We had been referred to the early intervention team, and he was getting lots of physiotherapy and a small amount of speech therapy. But it was next to impossible to discern if his delays were due to his physical problems, his institutionalisation or something else. In general, we were all happy with the progress he was making considering all he'd been through. We still thought that with the right therapies, and a lot of patience and time, he would catch up.

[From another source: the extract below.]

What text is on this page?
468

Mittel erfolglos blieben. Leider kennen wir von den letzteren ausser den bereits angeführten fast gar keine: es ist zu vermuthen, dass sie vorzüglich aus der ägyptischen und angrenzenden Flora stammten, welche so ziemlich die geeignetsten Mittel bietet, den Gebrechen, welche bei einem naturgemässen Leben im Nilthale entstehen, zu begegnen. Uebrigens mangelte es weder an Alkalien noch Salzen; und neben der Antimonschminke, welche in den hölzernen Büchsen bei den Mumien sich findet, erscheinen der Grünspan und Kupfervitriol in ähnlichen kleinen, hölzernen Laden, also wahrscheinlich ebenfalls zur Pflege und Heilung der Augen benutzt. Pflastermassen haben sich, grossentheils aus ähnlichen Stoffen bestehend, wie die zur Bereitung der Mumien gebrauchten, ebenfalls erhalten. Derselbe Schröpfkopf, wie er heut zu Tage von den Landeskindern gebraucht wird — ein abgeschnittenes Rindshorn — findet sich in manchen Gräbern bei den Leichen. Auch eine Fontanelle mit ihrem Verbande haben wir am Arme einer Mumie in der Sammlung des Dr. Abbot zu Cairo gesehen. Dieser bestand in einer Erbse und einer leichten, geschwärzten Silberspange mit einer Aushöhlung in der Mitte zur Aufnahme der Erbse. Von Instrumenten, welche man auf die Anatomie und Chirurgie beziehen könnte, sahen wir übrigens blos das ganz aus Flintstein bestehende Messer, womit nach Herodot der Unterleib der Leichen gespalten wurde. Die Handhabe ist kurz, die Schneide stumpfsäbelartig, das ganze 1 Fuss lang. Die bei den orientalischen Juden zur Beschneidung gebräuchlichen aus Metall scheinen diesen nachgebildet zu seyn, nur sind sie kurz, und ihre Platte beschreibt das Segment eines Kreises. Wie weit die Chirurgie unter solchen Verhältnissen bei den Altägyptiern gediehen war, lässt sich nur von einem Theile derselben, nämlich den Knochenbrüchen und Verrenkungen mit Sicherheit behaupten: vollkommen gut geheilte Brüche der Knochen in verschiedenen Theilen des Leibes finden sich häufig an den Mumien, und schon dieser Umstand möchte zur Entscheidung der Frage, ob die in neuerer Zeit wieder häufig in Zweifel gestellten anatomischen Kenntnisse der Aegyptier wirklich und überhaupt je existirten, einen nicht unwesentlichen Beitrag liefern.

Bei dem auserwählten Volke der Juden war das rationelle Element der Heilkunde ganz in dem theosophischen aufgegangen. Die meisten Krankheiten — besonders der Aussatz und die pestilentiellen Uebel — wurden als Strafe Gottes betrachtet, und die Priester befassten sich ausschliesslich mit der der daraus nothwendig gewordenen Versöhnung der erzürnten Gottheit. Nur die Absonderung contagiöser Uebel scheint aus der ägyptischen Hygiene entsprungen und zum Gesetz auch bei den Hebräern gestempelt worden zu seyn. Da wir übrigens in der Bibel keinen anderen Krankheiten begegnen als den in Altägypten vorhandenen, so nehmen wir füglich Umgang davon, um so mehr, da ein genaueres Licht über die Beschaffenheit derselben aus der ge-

My "A-ha" moment came in May 2004, as Button was approaching his 3rd birthday. We were on holidays in France, with my parents and my brother, his wife and their son. We had all rented little holiday homes next to each other on a gorgeous campsite, and were having an absolutely wonderful time. One day, Button was in Nana & Papa's "house", as I went in to get him I was greeted by gales of laughter, and Papa taking photos of Button sitting on the floor with 4 or 5 saucepan lids spinning around him. He was going back and forth making sure none dropped, like a circus performer.

It hit me like the proverbial ton of bricks. We had been to a safari park, a theme park, a zoo, many playgrounds and the beach, and nothing had captured his attention like those saucepan lids! Suddenly, everything began to fall into place -the obsessions, the lack of eye contact, the inappropriate use of language and his aggression. My darling, darling, boy had autism.